# My Latest Watch...



## salmonia (Apr 25, 2006)

...is a Sea Fighter from MKII. This example has the full triangle acrylic bezelinsert, only a few made.

I put it on a 22mm Omega mesh...couldnÂ´t be better.... :tongue2: :tongue2: :tongue2:


----------



## adrian (May 23, 2004)

Very nice and clean design. :wub:


----------



## mjolnir (Jan 3, 2006)

That looks great. The mesh suits it down to the ground.


----------



## Guest (Jun 8, 2008)

Nice -wicked watch and bracelet


----------



## VinceR (Oct 21, 2005)

If it were not for those awful hands that would be a great watch. Love everything about it, except _*those*_ hands!


----------



## PhilM (Nov 5, 2004)

Congratulations, looks great on the Omega mesh :yes: I'm sure it would look good on a thick black rubber also :thumbsup:


----------



## Stanford (Feb 10, 2007)

A lovely looking watch - but then I do like the look of Blancpains, also :wink2:


----------



## mjolnir (Jan 3, 2006)

VinceR said:


> If it were not for those awful hands that would be a great watch. Love everything about it, except _*those*_ hands!

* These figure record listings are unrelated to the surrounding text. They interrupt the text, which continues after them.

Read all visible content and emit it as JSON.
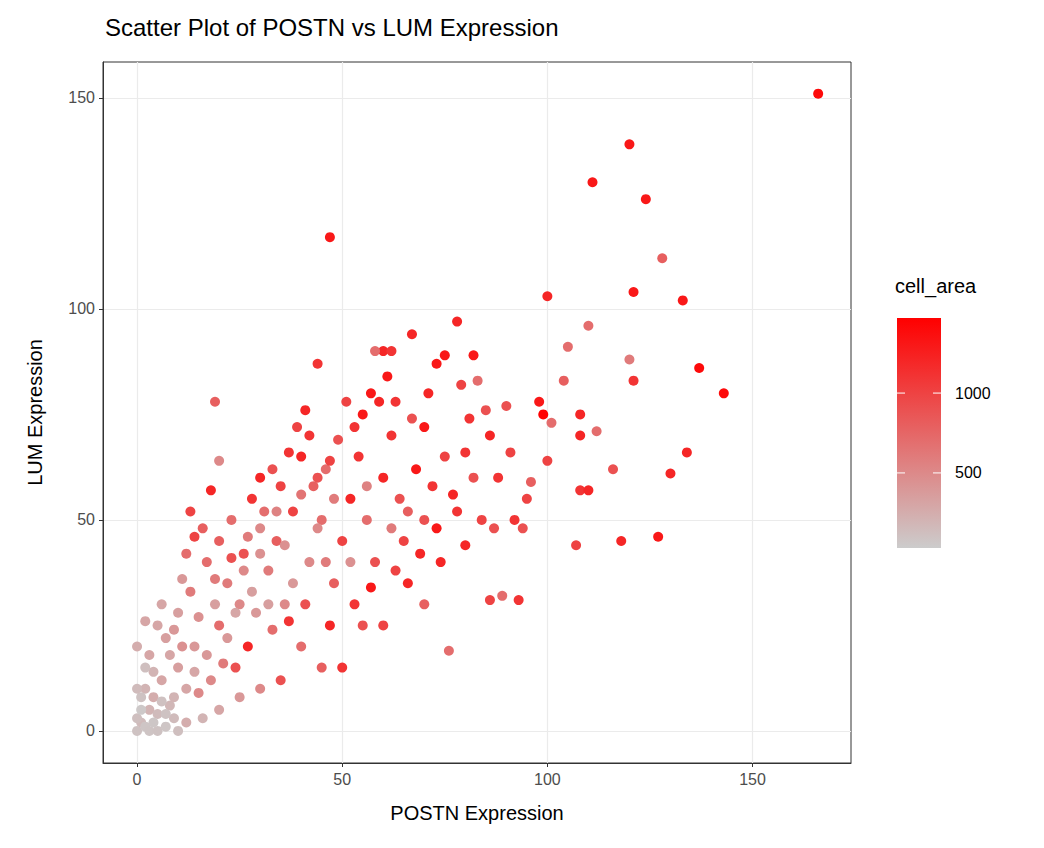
{
  "chart_data": {
    "type": "scatter",
    "title": "Scatter Plot of POSTN vs LUM Expression",
    "x_label": "POSTN Expression",
    "y_label": "LUM Expression",
    "xlim": [
      -8.3,
      174
    ],
    "ylim": [
      -7.6,
      158.5
    ],
    "xticks": [
      0,
      50,
      100,
      150
    ],
    "yticks": [
      0,
      50,
      100,
      150
    ],
    "grid": true,
    "marker": "circle",
    "colorbar": {
      "label": "cell_area",
      "range": [
        30,
        1470
      ],
      "ticks": [
        500,
        1000
      ],
      "colors": [
        "#cccccc",
        "#ff0000"
      ]
    },
    "points": [
      {
        "x": 166,
        "y": 151,
        "cell_area": 1400
      },
      {
        "x": 120,
        "y": 139,
        "cell_area": 1300
      },
      {
        "x": 111,
        "y": 130,
        "cell_area": 1300
      },
      {
        "x": 124,
        "y": 126,
        "cell_area": 1300
      },
      {
        "x": 128,
        "y": 112,
        "cell_area": 800
      },
      {
        "x": 47,
        "y": 117,
        "cell_area": 1300
      },
      {
        "x": 121,
        "y": 104,
        "cell_area": 1300
      },
      {
        "x": 100,
        "y": 103,
        "cell_area": 1200
      },
      {
        "x": 133,
        "y": 102,
        "cell_area": 1300
      },
      {
        "x": 110,
        "y": 96,
        "cell_area": 700
      },
      {
        "x": 137,
        "y": 86,
        "cell_area": 1400
      },
      {
        "x": 143,
        "y": 80,
        "cell_area": 1400
      },
      {
        "x": 78,
        "y": 97,
        "cell_area": 1200
      },
      {
        "x": 67,
        "y": 94,
        "cell_area": 1200
      },
      {
        "x": 44,
        "y": 87,
        "cell_area": 1100
      },
      {
        "x": 120,
        "y": 88,
        "cell_area": 600
      },
      {
        "x": 121,
        "y": 83,
        "cell_area": 1100
      },
      {
        "x": 99,
        "y": 75,
        "cell_area": 1500
      },
      {
        "x": 98,
        "y": 78,
        "cell_area": 1300
      },
      {
        "x": 104,
        "y": 83,
        "cell_area": 800
      },
      {
        "x": 105,
        "y": 91,
        "cell_area": 700
      },
      {
        "x": 116,
        "y": 62,
        "cell_area": 900
      },
      {
        "x": 130,
        "y": 61,
        "cell_area": 1200
      },
      {
        "x": 134,
        "y": 66,
        "cell_area": 1200
      },
      {
        "x": 127,
        "y": 46,
        "cell_area": 1300
      },
      {
        "x": 118,
        "y": 45,
        "cell_area": 1200
      },
      {
        "x": 107,
        "y": 44,
        "cell_area": 1000
      },
      {
        "x": 108,
        "y": 57,
        "cell_area": 1100
      },
      {
        "x": 110,
        "y": 57,
        "cell_area": 1200
      },
      {
        "x": 19,
        "y": 78,
        "cell_area": 800
      },
      {
        "x": 20,
        "y": 64,
        "cell_area": 500
      },
      {
        "x": 76,
        "y": 19,
        "cell_area": 700
      },
      {
        "x": 93,
        "y": 31,
        "cell_area": 1100
      },
      {
        "x": 89,
        "y": 32,
        "cell_area": 700
      },
      {
        "x": 86,
        "y": 31,
        "cell_area": 1000
      },
      {
        "x": 108,
        "y": 70,
        "cell_area": 1200
      },
      {
        "x": 108,
        "y": 75,
        "cell_area": 1200
      },
      {
        "x": 112,
        "y": 71,
        "cell_area": 700
      },
      {
        "x": 95,
        "y": 55,
        "cell_area": 1000
      },
      {
        "x": 94,
        "y": 48,
        "cell_area": 900
      },
      {
        "x": 100,
        "y": 64,
        "cell_area": 1000
      },
      {
        "x": 96,
        "y": 59,
        "cell_area": 800
      },
      {
        "x": 90,
        "y": 77,
        "cell_area": 900
      },
      {
        "x": 92,
        "y": 50,
        "cell_area": 1100
      },
      {
        "x": 101,
        "y": 73,
        "cell_area": 700
      },
      {
        "x": 86,
        "y": 70,
        "cell_area": 1200
      },
      {
        "x": 82,
        "y": 89,
        "cell_area": 1300
      },
      {
        "x": 83,
        "y": 83,
        "cell_area": 700
      },
      {
        "x": 75,
        "y": 89,
        "cell_area": 1300
      },
      {
        "x": 60,
        "y": 90,
        "cell_area": 1200
      },
      {
        "x": 58,
        "y": 90,
        "cell_area": 700
      },
      {
        "x": 62,
        "y": 90,
        "cell_area": 1100
      },
      {
        "x": 73,
        "y": 87,
        "cell_area": 1300
      },
      {
        "x": 79,
        "y": 82,
        "cell_area": 1000
      },
      {
        "x": 85,
        "y": 76,
        "cell_area": 900
      },
      {
        "x": 80,
        "y": 66,
        "cell_area": 1100
      },
      {
        "x": 70,
        "y": 72,
        "cell_area": 1300
      },
      {
        "x": 0,
        "y": 0,
        "cell_area": 100
      },
      {
        "x": 1,
        "y": 2,
        "cell_area": 150
      },
      {
        "x": 2,
        "y": 1,
        "cell_area": 80
      },
      {
        "x": 3,
        "y": 5,
        "cell_area": 200
      },
      {
        "x": 0,
        "y": 3,
        "cell_area": 120
      },
      {
        "x": 5,
        "y": 4,
        "cell_area": 150
      },
      {
        "x": 4,
        "y": 8,
        "cell_area": 250
      },
      {
        "x": 2,
        "y": 10,
        "cell_area": 200
      },
      {
        "x": 6,
        "y": 12,
        "cell_area": 300
      },
      {
        "x": 8,
        "y": 6,
        "cell_area": 180
      },
      {
        "x": 10,
        "y": 15,
        "cell_area": 350
      },
      {
        "x": 12,
        "y": 10,
        "cell_area": 300
      },
      {
        "x": 0,
        "y": 20,
        "cell_area": 250
      },
      {
        "x": 3,
        "y": 18,
        "cell_area": 300
      },
      {
        "x": 7,
        "y": 22,
        "cell_area": 350
      },
      {
        "x": 9,
        "y": 3,
        "cell_area": 150
      },
      {
        "x": 14,
        "y": 20,
        "cell_area": 400
      },
      {
        "x": 15,
        "y": 27,
        "cell_area": 450
      },
      {
        "x": 13,
        "y": 33,
        "cell_area": 600
      },
      {
        "x": 11,
        "y": 36,
        "cell_area": 400
      },
      {
        "x": 5,
        "y": 25,
        "cell_area": 300
      },
      {
        "x": 18,
        "y": 12,
        "cell_area": 500
      },
      {
        "x": 20,
        "y": 25,
        "cell_area": 700
      },
      {
        "x": 22,
        "y": 35,
        "cell_area": 600
      },
      {
        "x": 25,
        "y": 30,
        "cell_area": 500
      },
      {
        "x": 17,
        "y": 40,
        "cell_area": 700
      },
      {
        "x": 16,
        "y": 48,
        "cell_area": 800
      },
      {
        "x": 13,
        "y": 52,
        "cell_area": 1000
      },
      {
        "x": 18,
        "y": 57,
        "cell_area": 1200
      },
      {
        "x": 20,
        "y": 45,
        "cell_area": 800
      },
      {
        "x": 23,
        "y": 50,
        "cell_area": 700
      },
      {
        "x": 26,
        "y": 42,
        "cell_area": 900
      },
      {
        "x": 28,
        "y": 55,
        "cell_area": 1100
      },
      {
        "x": 30,
        "y": 60,
        "cell_area": 1200
      },
      {
        "x": 33,
        "y": 62,
        "cell_area": 900
      },
      {
        "x": 35,
        "y": 58,
        "cell_area": 1000
      },
      {
        "x": 27,
        "y": 20,
        "cell_area": 1200
      },
      {
        "x": 24,
        "y": 15,
        "cell_area": 900
      },
      {
        "x": 29,
        "y": 28,
        "cell_area": 400
      },
      {
        "x": 32,
        "y": 38,
        "cell_area": 600
      },
      {
        "x": 34,
        "y": 45,
        "cell_area": 800
      },
      {
        "x": 36,
        "y": 30,
        "cell_area": 500
      },
      {
        "x": 38,
        "y": 52,
        "cell_area": 1000
      },
      {
        "x": 40,
        "y": 65,
        "cell_area": 1200
      },
      {
        "x": 42,
        "y": 70,
        "cell_area": 1100
      },
      {
        "x": 44,
        "y": 60,
        "cell_area": 900
      },
      {
        "x": 45,
        "y": 50,
        "cell_area": 700
      },
      {
        "x": 46,
        "y": 40,
        "cell_area": 600
      },
      {
        "x": 48,
        "y": 35,
        "cell_area": 800
      },
      {
        "x": 50,
        "y": 45,
        "cell_area": 1000
      },
      {
        "x": 52,
        "y": 55,
        "cell_area": 1200
      },
      {
        "x": 54,
        "y": 65,
        "cell_area": 1100
      },
      {
        "x": 55,
        "y": 75,
        "cell_area": 1300
      },
      {
        "x": 56,
        "y": 50,
        "cell_area": 700
      },
      {
        "x": 58,
        "y": 40,
        "cell_area": 900
      },
      {
        "x": 60,
        "y": 60,
        "cell_area": 1200
      },
      {
        "x": 62,
        "y": 70,
        "cell_area": 1100
      },
      {
        "x": 64,
        "y": 55,
        "cell_area": 900
      },
      {
        "x": 65,
        "y": 45,
        "cell_area": 1000
      },
      {
        "x": 66,
        "y": 35,
        "cell_area": 1200
      },
      {
        "x": 68,
        "y": 62,
        "cell_area": 1300
      },
      {
        "x": 70,
        "y": 50,
        "cell_area": 900
      },
      {
        "x": 72,
        "y": 58,
        "cell_area": 1100
      },
      {
        "x": 74,
        "y": 40,
        "cell_area": 1200
      },
      {
        "x": 75,
        "y": 65,
        "cell_area": 1000
      },
      {
        "x": 78,
        "y": 52,
        "cell_area": 1100
      },
      {
        "x": 80,
        "y": 44,
        "cell_area": 1200
      },
      {
        "x": 82,
        "y": 60,
        "cell_area": 900
      },
      {
        "x": 70,
        "y": 30,
        "cell_area": 800
      },
      {
        "x": 60,
        "y": 25,
        "cell_area": 1000
      },
      {
        "x": 55,
        "y": 25,
        "cell_area": 900
      },
      {
        "x": 50,
        "y": 15,
        "cell_area": 1100
      },
      {
        "x": 45,
        "y": 15,
        "cell_area": 800
      },
      {
        "x": 40,
        "y": 20,
        "cell_area": 700
      },
      {
        "x": 35,
        "y": 12,
        "cell_area": 900
      },
      {
        "x": 30,
        "y": 10,
        "cell_area": 500
      },
      {
        "x": 25,
        "y": 8,
        "cell_area": 400
      },
      {
        "x": 20,
        "y": 5,
        "cell_area": 300
      },
      {
        "x": 16,
        "y": 3,
        "cell_area": 200
      },
      {
        "x": 12,
        "y": 2,
        "cell_area": 250
      },
      {
        "x": 42,
        "y": 40,
        "cell_area": 500
      },
      {
        "x": 38,
        "y": 35,
        "cell_area": 400
      },
      {
        "x": 30,
        "y": 42,
        "cell_area": 450
      },
      {
        "x": 28,
        "y": 33,
        "cell_area": 350
      },
      {
        "x": 24,
        "y": 28,
        "cell_area": 300
      },
      {
        "x": 22,
        "y": 22,
        "cell_area": 400
      },
      {
        "x": 19,
        "y": 30,
        "cell_area": 350
      },
      {
        "x": 17,
        "y": 18,
        "cell_area": 400
      },
      {
        "x": 8,
        "y": 18,
        "cell_area": 300
      },
      {
        "x": 10,
        "y": 28,
        "cell_area": 350
      },
      {
        "x": 6,
        "y": 30,
        "cell_area": 300
      },
      {
        "x": 4,
        "y": 14,
        "cell_area": 200
      },
      {
        "x": 1,
        "y": 8,
        "cell_area": 100
      },
      {
        "x": 2,
        "y": 15,
        "cell_area": 120
      },
      {
        "x": 9,
        "y": 8,
        "cell_area": 200
      },
      {
        "x": 11,
        "y": 20,
        "cell_area": 450
      },
      {
        "x": 14,
        "y": 14,
        "cell_area": 300
      },
      {
        "x": 26,
        "y": 38,
        "cell_area": 500
      },
      {
        "x": 32,
        "y": 30,
        "cell_area": 350
      },
      {
        "x": 36,
        "y": 44,
        "cell_area": 450
      },
      {
        "x": 44,
        "y": 48,
        "cell_area": 500
      },
      {
        "x": 48,
        "y": 55,
        "cell_area": 600
      },
      {
        "x": 52,
        "y": 40,
        "cell_area": 450
      },
      {
        "x": 56,
        "y": 58,
        "cell_area": 550
      },
      {
        "x": 62,
        "y": 48,
        "cell_area": 600
      },
      {
        "x": 66,
        "y": 52,
        "cell_area": 800
      },
      {
        "x": 46,
        "y": 62,
        "cell_area": 700
      },
      {
        "x": 40,
        "y": 56,
        "cell_area": 650
      },
      {
        "x": 34,
        "y": 52,
        "cell_area": 550
      },
      {
        "x": 30,
        "y": 48,
        "cell_area": 500
      },
      {
        "x": 21,
        "y": 16,
        "cell_area": 600
      },
      {
        "x": 15,
        "y": 9,
        "cell_area": 500
      },
      {
        "x": 9,
        "y": 24,
        "cell_area": 400
      },
      {
        "x": 7,
        "y": 4,
        "cell_area": 100
      },
      {
        "x": 3,
        "y": 0,
        "cell_area": 90
      },
      {
        "x": 0,
        "y": 10,
        "cell_area": 150
      },
      {
        "x": 1,
        "y": 5,
        "cell_area": 60
      },
      {
        "x": 2,
        "y": 26,
        "cell_area": 300
      },
      {
        "x": 12,
        "y": 42,
        "cell_area": 700
      },
      {
        "x": 14,
        "y": 46,
        "cell_area": 1000
      },
      {
        "x": 19,
        "y": 36,
        "cell_area": 600
      },
      {
        "x": 23,
        "y": 41,
        "cell_area": 900
      },
      {
        "x": 37,
        "y": 66,
        "cell_area": 1100
      },
      {
        "x": 39,
        "y": 72,
        "cell_area": 1000
      },
      {
        "x": 41,
        "y": 76,
        "cell_area": 1200
      },
      {
        "x": 47,
        "y": 64,
        "cell_area": 1000
      },
      {
        "x": 49,
        "y": 69,
        "cell_area": 900
      },
      {
        "x": 53,
        "y": 72,
        "cell_area": 1100
      },
      {
        "x": 57,
        "y": 80,
        "cell_area": 1300
      },
      {
        "x": 59,
        "y": 78,
        "cell_area": 1200
      },
      {
        "x": 63,
        "y": 78,
        "cell_area": 1100
      },
      {
        "x": 67,
        "y": 74,
        "cell_area": 900
      },
      {
        "x": 71,
        "y": 80,
        "cell_area": 1200
      },
      {
        "x": 61,
        "y": 84,
        "cell_area": 1300
      },
      {
        "x": 51,
        "y": 78,
        "cell_area": 1000
      },
      {
        "x": 43,
        "y": 58,
        "cell_area": 800
      },
      {
        "x": 31,
        "y": 52,
        "cell_area": 700
      },
      {
        "x": 27,
        "y": 46,
        "cell_area": 600
      },
      {
        "x": 33,
        "y": 24,
        "cell_area": 700
      },
      {
        "x": 37,
        "y": 26,
        "cell_area": 1100
      },
      {
        "x": 41,
        "y": 30,
        "cell_area": 900
      },
      {
        "x": 47,
        "y": 25,
        "cell_area": 1200
      },
      {
        "x": 53,
        "y": 30,
        "cell_area": 1100
      },
      {
        "x": 57,
        "y": 34,
        "cell_area": 1300
      },
      {
        "x": 63,
        "y": 38,
        "cell_area": 1000
      },
      {
        "x": 69,
        "y": 42,
        "cell_area": 1200
      },
      {
        "x": 73,
        "y": 48,
        "cell_area": 1300
      },
      {
        "x": 77,
        "y": 56,
        "cell_area": 1200
      },
      {
        "x": 81,
        "y": 74,
        "cell_area": 1100
      },
      {
        "x": 84,
        "y": 50,
        "cell_area": 1000
      },
      {
        "x": 88,
        "y": 60,
        "cell_area": 1100
      },
      {
        "x": 91,
        "y": 66,
        "cell_area": 1000
      },
      {
        "x": 87,
        "y": 48,
        "cell_area": 900
      },
      {
        "x": 5,
        "y": 0,
        "cell_area": 100
      },
      {
        "x": 7,
        "y": 1,
        "cell_area": 80
      },
      {
        "x": 10,
        "y": 0,
        "cell_area": 120
      },
      {
        "x": 4,
        "y": 2,
        "cell_area": 70
      },
      {
        "x": 6,
        "y": 7,
        "cell_area": 110
      }
    ]
  }
}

You don't like them? I think they are great. All divers should have a bit of orange on them somewhere.

I like it on the original too.

Big, simple and easy to read even underwater.










Picture nicked randomly from Internet


----------



## jungun (Aug 3, 2007)

Congrats.

I love the clean lines. I am not a fan of that type of bracelet (I would have a Nato on it) but you are enjoying it and that's what matters.


----------